Beyond the Core: Expand Your Market Without Abandoning Your Roots by Chris Zook
Author:Chris Zook [Zook, Chris]
Language: eng
Format: mobi
Publisher: Harvard Business Review Press
Published: 2003-11-13T05:00:00+00:00
The Defensive Side of Adjacencies
Sometimes an adjacency move is dictated by a competitor’s threat. Occasionally, such a threat demands only monitoring; other times, it requires immediate action.
Eastman Kodak Company traces its core product line of film, developing materials, and cameras back to 1879, when George Eastman filed for his first patent, a method to make dry gelatin plates for cameras—a method that he had developed in his mother’s kitchen at the age of twenty-four. In 1884, he devised a way of capturing images on film and wrote in a letter, “I believe in the future of the film business.”12 By 1888, he had added cameras to the product line and named them Kodak, a synthetic name starting with the first letter of Kilbourn, his mother’s family name. One of his early customers, the warden of the Illinois State Penitentiary, wrote to him about the use of the camera in mug shots to track criminals or to circulate images of those who escaped. From that early start until one hundred years later, in 1990, Kodak grew to dominate its segment, with over 80 percent U.S. market share in film and developing agents, nearly 50 percent of processing, and a product line mirroring the original three areas of George Eastman. But then things began to change. Competitors along virtually every expansion vector changed, putting Kodak on the defensive around its total perimeter (figure 3-2).

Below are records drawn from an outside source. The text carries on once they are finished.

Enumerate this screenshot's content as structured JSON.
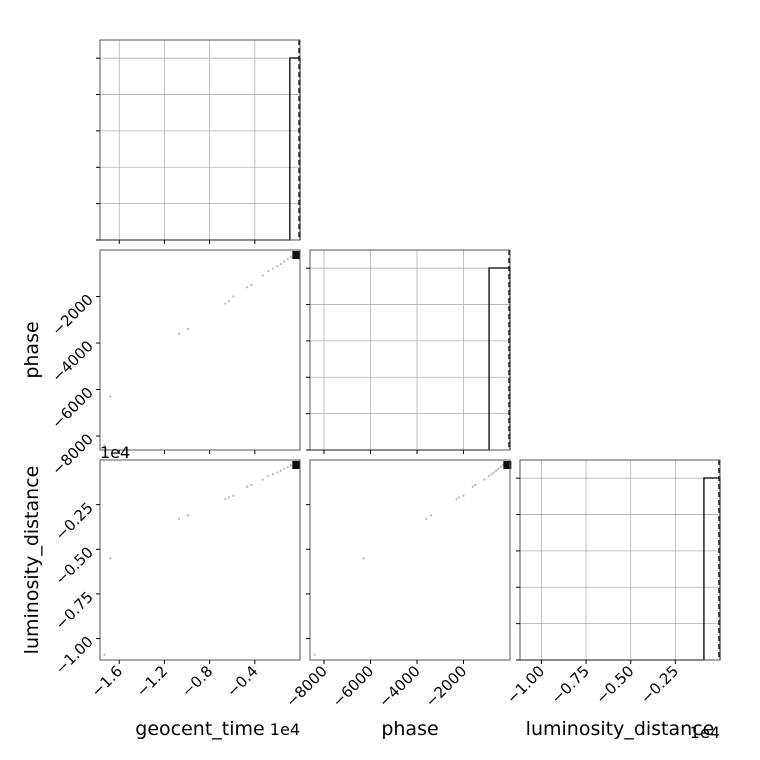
{
  "chart_data": {
    "type": "corner",
    "parameters": [
      {
        "name": "geocent_time",
        "label": "geocent_time",
        "range": [
          -17700,
          0
        ],
        "ticks": [
          -16000,
          -12000,
          -8000,
          -4000
        ],
        "tick_labels": [
          "−1.6",
          "−1.2",
          "−0.8",
          "−0.4"
        ],
        "offset_text": "1e4",
        "truth": 0
      },
      {
        "name": "phase",
        "label": "phase",
        "range": [
          -8600,
          0
        ],
        "ticks": [
          -8000,
          -6000,
          -4000,
          -2000
        ],
        "tick_labels": [
          "−8000",
          "−6000",
          "−4000",
          "−2000"
        ],
        "offset_text": "",
        "truth": 0
      },
      {
        "name": "luminosity_distance",
        "label": "luminosity_distance",
        "range": [
          -11200,
          0
        ],
        "ticks": [
          -10000,
          -7500,
          -5000,
          -2500
        ],
        "tick_labels": [
          "−1.00",
          "−0.75",
          "−0.50",
          "−0.25"
        ],
        "offset_text": "1e4",
        "truth": 0
      }
    ],
    "histograms": [
      {
        "parameter": "geocent_time",
        "bins": [
          {
            "from": -17700,
            "to": -900,
            "density": 0
          },
          {
            "from": -900,
            "to": 0,
            "density": 1
          }
        ]
      },
      {
        "parameter": "phase",
        "bins": [
          {
            "from": -8600,
            "to": -900,
            "density": 0
          },
          {
            "from": -900,
            "to": 0,
            "density": 1
          }
        ]
      },
      {
        "parameter": "luminosity_distance",
        "bins": [
          {
            "from": -11200,
            "to": -900,
            "density": 0
          },
          {
            "from": -900,
            "to": 0,
            "density": 1
          }
        ]
      }
    ],
    "samples": [
      {
        "t": -17300,
        "p": -8400,
        "d": -10900
      },
      {
        "t": -16800,
        "p": -6300,
        "d": -5500
      },
      {
        "t": -10700,
        "p": -3600,
        "d": -3300
      },
      {
        "t": -9900,
        "p": -3400,
        "d": -3100
      },
      {
        "t": -6600,
        "p": -2300,
        "d": -2200
      },
      {
        "t": -6300,
        "p": -2200,
        "d": -2100
      },
      {
        "t": -5900,
        "p": -2000,
        "d": -2000
      },
      {
        "t": -4700,
        "p": -1600,
        "d": -1500
      },
      {
        "t": -4300,
        "p": -1500,
        "d": -1400
      },
      {
        "t": -3300,
        "p": -1100,
        "d": -1100
      },
      {
        "t": -2800,
        "p": -900,
        "d": -900
      },
      {
        "t": -2400,
        "p": -800,
        "d": -800
      },
      {
        "t": -2000,
        "p": -700,
        "d": -700
      },
      {
        "t": -1700,
        "p": -600,
        "d": -600
      },
      {
        "t": -1400,
        "p": -500,
        "d": -500
      },
      {
        "t": -1100,
        "p": -400,
        "d": -400
      },
      {
        "t": -800,
        "p": -300,
        "d": -300
      },
      {
        "t": -500,
        "p": -200,
        "d": -200
      }
    ],
    "dense_region": {
      "t": [
        -500,
        0
      ],
      "p": [
        -200,
        0
      ],
      "d": [
        -200,
        0
      ]
    },
    "grid": true
  }
}
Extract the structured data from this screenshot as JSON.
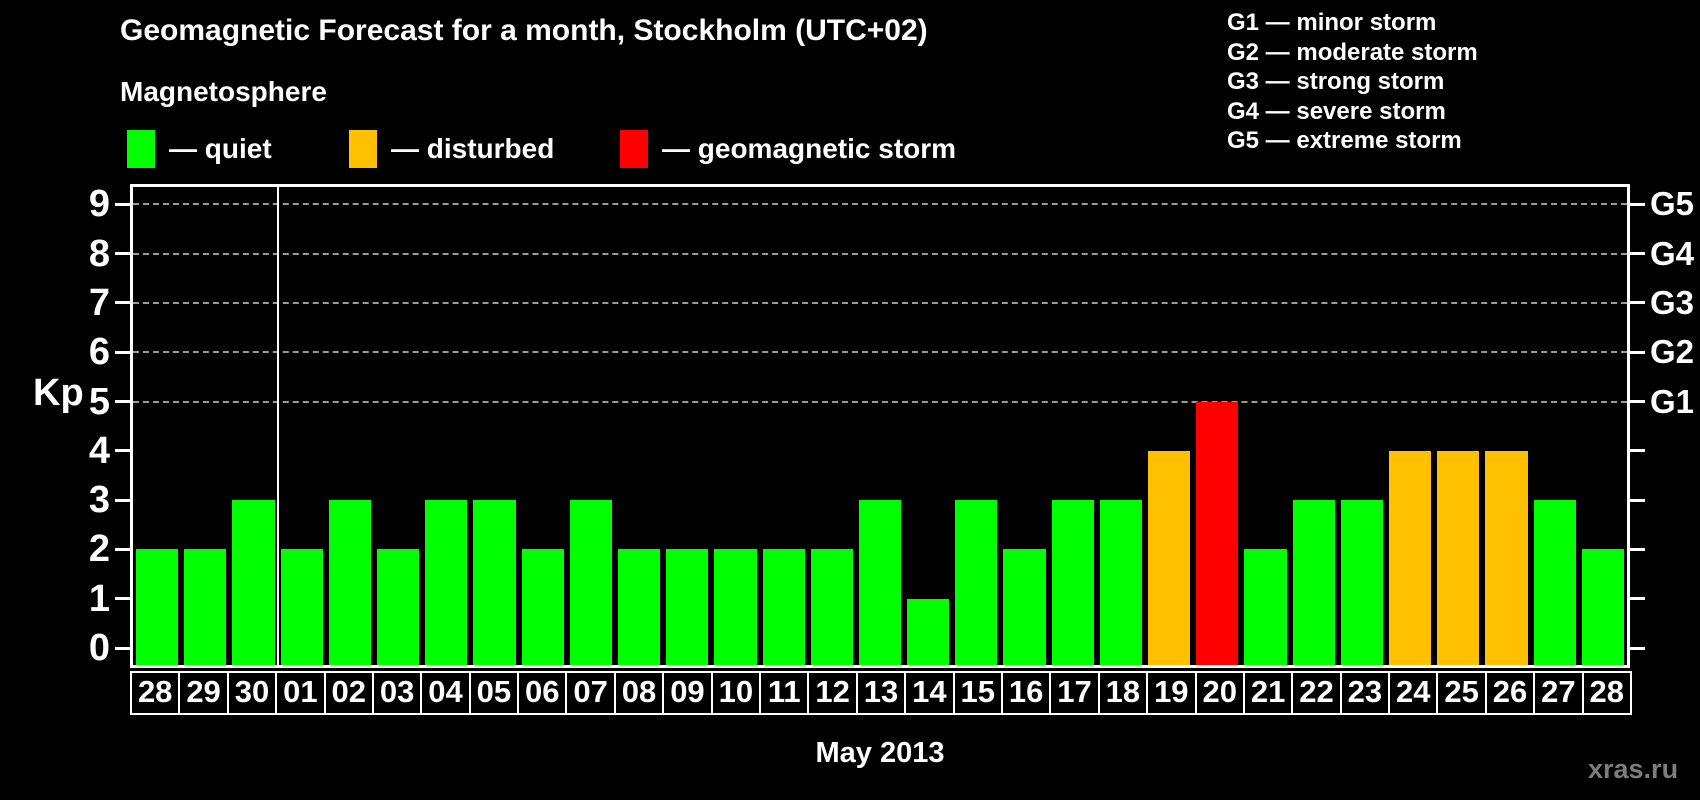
{
  "header": {
    "title": "Geomagnetic Forecast for a month, Stockholm (UTC+02)",
    "subtitle": "Magnetosphere"
  },
  "legend": {
    "items": [
      {
        "name": "quiet",
        "label": "— quiet",
        "color": "#00ff00"
      },
      {
        "name": "disturbed",
        "label": "— disturbed",
        "color": "#ffc000"
      },
      {
        "name": "geomagnetic-storm",
        "label": "— geomagnetic storm",
        "color": "#ff0000"
      }
    ]
  },
  "g_scale_legend": [
    "G1 — minor storm",
    "G2 — moderate storm",
    "G3 — strong storm",
    "G4 — severe storm",
    "G5 — extreme storm"
  ],
  "y_axis": {
    "label": "Kp"
  },
  "x_axis": {
    "title": "May 2013"
  },
  "watermark": "xras.ru",
  "chart_data": {
    "type": "bar",
    "title": "Geomagnetic Forecast for a month, Stockholm (UTC+02)",
    "ylabel": "Kp",
    "xlabel": "May 2013",
    "ylim": [
      0,
      9
    ],
    "y_ticks": [
      0,
      1,
      2,
      3,
      4,
      5,
      6,
      7,
      8,
      9
    ],
    "gridlines_at": [
      5,
      6,
      7,
      8,
      9
    ],
    "grid": "horizontal dashed gray lines at Kp 5 through 9 only",
    "legend_position": "top",
    "categories": [
      "28",
      "29",
      "30",
      "01",
      "02",
      "03",
      "04",
      "05",
      "06",
      "07",
      "08",
      "09",
      "10",
      "11",
      "12",
      "13",
      "14",
      "15",
      "16",
      "17",
      "18",
      "19",
      "20",
      "21",
      "22",
      "23",
      "24",
      "25",
      "26",
      "27",
      "28"
    ],
    "values": [
      2,
      2,
      3,
      2,
      3,
      2,
      3,
      3,
      2,
      3,
      2,
      2,
      2,
      2,
      2,
      3,
      1,
      3,
      2,
      3,
      3,
      4,
      5,
      2,
      3,
      3,
      4,
      4,
      4,
      3,
      2
    ],
    "month_separator_after_index": 2,
    "right_axis_labels": [
      {
        "kp": 5,
        "label": "G1"
      },
      {
        "kp": 6,
        "label": "G2"
      },
      {
        "kp": 7,
        "label": "G3"
      },
      {
        "kp": 8,
        "label": "G4"
      },
      {
        "kp": 9,
        "label": "G5"
      }
    ],
    "bar_colors": {
      "quiet": "#00ff00",
      "disturbed": "#ffc000",
      "storm": "#ff0000"
    },
    "color_rule": {
      "quiet_max_kp": 3,
      "disturbed_kp": 4,
      "storm_min_kp": 5
    }
  }
}
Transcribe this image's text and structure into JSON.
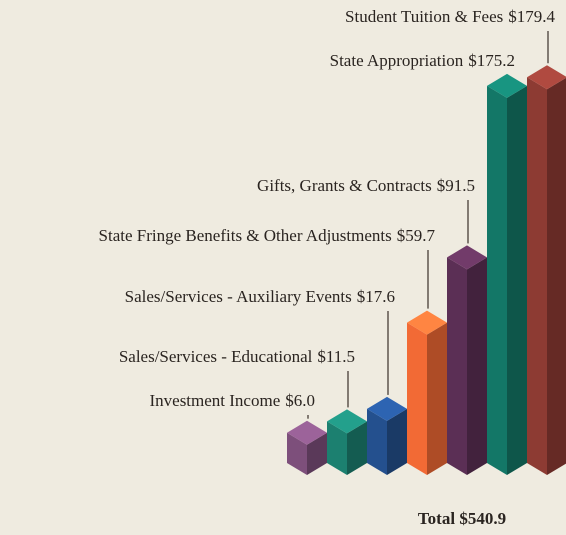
{
  "chart_data": {
    "type": "bar3d",
    "categories": [
      "Investment Income",
      "Sales/Services - Educational",
      "Sales/Services - Auxiliary Events",
      "State Fringe Benefits & Other Adjustments",
      "Gifts, Grants & Contracts",
      "State Appropriation",
      "Student Tuition & Fees"
    ],
    "values": [
      6.0,
      11.5,
      17.6,
      59.7,
      91.5,
      175.2,
      179.4
    ],
    "value_labels": [
      "$6.0",
      "$11.5",
      "$17.6",
      "$59.7",
      "$91.5",
      "$175.2",
      "$179.4"
    ],
    "colors": [
      "#7d4f7b",
      "#1c8070",
      "#24508e",
      "#f26a35",
      "#5b2f55",
      "#137767",
      "#8d3b33"
    ],
    "annotation": "Total $540.9"
  }
}
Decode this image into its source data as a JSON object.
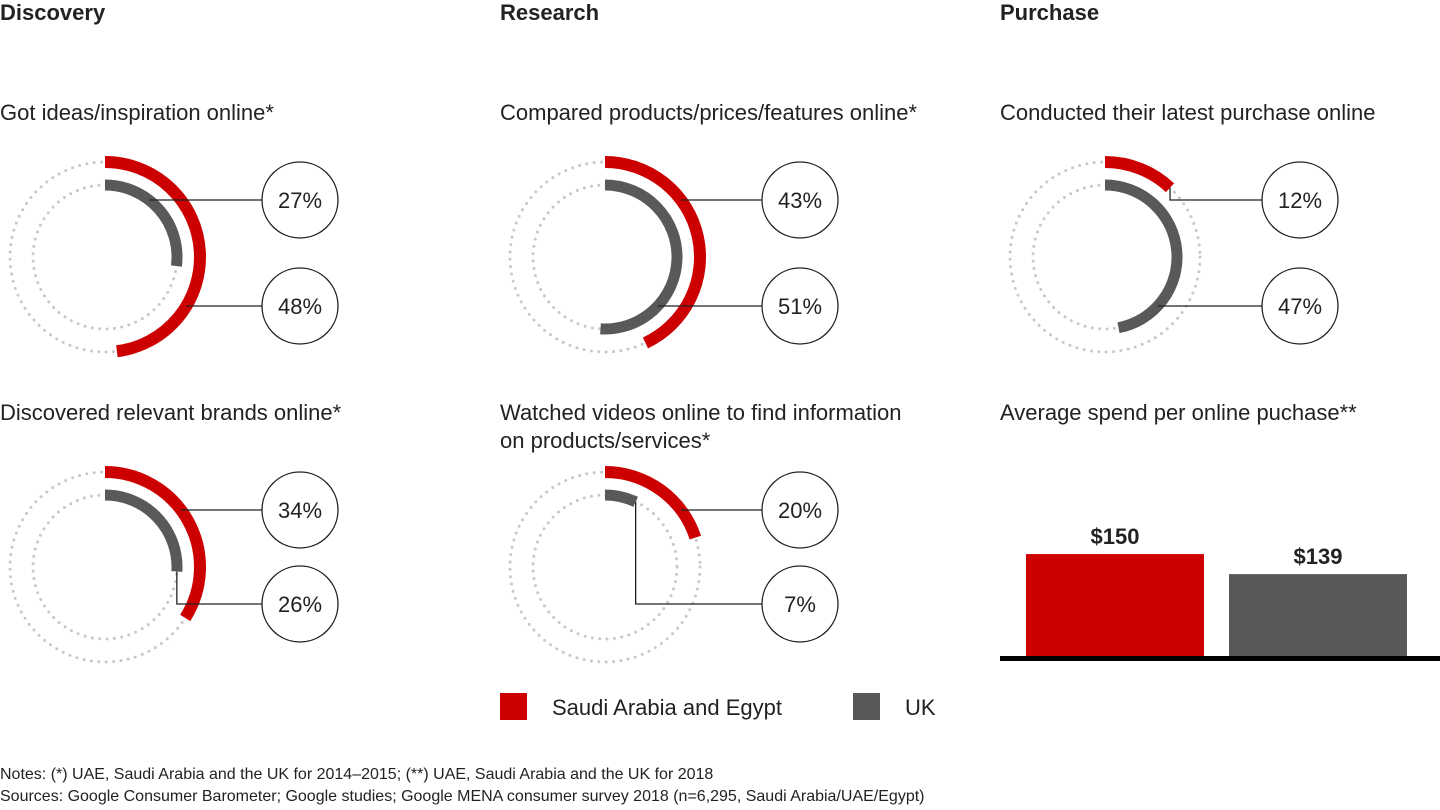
{
  "headers": [
    "Discovery",
    "Research",
    "Purchase"
  ],
  "colors": {
    "saudi_egypt": "#cc0000",
    "uk": "#595959",
    "track": "#c8c8c8"
  },
  "legend": [
    {
      "label": "Saudi Arabia and Egypt",
      "series": "saudi_egypt"
    },
    {
      "label": "UK",
      "series": "uk"
    }
  ],
  "chart_data": [
    {
      "type": "donut",
      "title": "Got ideas/inspiration online*",
      "values": [
        {
          "series": "uk",
          "value": 27,
          "label": "27%"
        },
        {
          "series": "saudi_egypt",
          "value": 48,
          "label": "48%"
        }
      ]
    },
    {
      "type": "donut",
      "title": "Discovered relevant brands online*",
      "values": [
        {
          "series": "saudi_egypt",
          "value": 34,
          "label": "34%"
        },
        {
          "series": "uk",
          "value": 26,
          "label": "26%"
        }
      ]
    },
    {
      "type": "donut",
      "title": "Compared products/prices/features online*",
      "values": [
        {
          "series": "saudi_egypt",
          "value": 43,
          "label": "43%"
        },
        {
          "series": "uk",
          "value": 51,
          "label": "51%"
        }
      ]
    },
    {
      "type": "donut",
      "title": "Watched videos online to find information on products/services*",
      "title_lines": [
        "Watched videos online to find information",
        "on products/services*"
      ],
      "values": [
        {
          "series": "saudi_egypt",
          "value": 20,
          "label": "20%"
        },
        {
          "series": "uk",
          "value": 7,
          "label": "7%"
        }
      ]
    },
    {
      "type": "donut",
      "title": "Conducted their latest purchase online",
      "values": [
        {
          "series": "saudi_egypt",
          "value": 12,
          "label": "12%"
        },
        {
          "series": "uk",
          "value": 47,
          "label": "47%"
        }
      ]
    },
    {
      "type": "bar",
      "title": "Average spend per online puchase**",
      "categories": [
        "Saudi Arabia and Egypt",
        "UK"
      ],
      "values": [
        150,
        139
      ],
      "data_labels": [
        "$150",
        "$139"
      ],
      "unit": "$"
    }
  ],
  "notes": "Notes: (*) UAE, Saudi Arabia and the UK for 2014–2015; (**) UAE, Saudi Arabia and the UK for 2018",
  "sources": "Sources: Google Consumer Barometer; Google studies; Google MENA consumer survey 2018 (n=6,295, Saudi Arabia/UAE/Egypt)"
}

The first competitor was Fuji, entering the U.S. market for film in 1984 with lower prices, the aggressive sponsorship of the Olympics, and the defiant act of floating its blimp over Kodak’s headquarters in Rochester, New York. Fuji gained market share from zero to 18 percent in 1997, when it further dropped prices at the low end of the market—attack vector one. Kodak has matched prices and launched a two-tiered film strategy. At the same time, 1997 was the year that digital cameras began to noticeably take off, led by Sony. Kodak has made digital camera technology its top R&D priority, and has captured the number two camera position, but does not yet make money in digital products—attack vector two.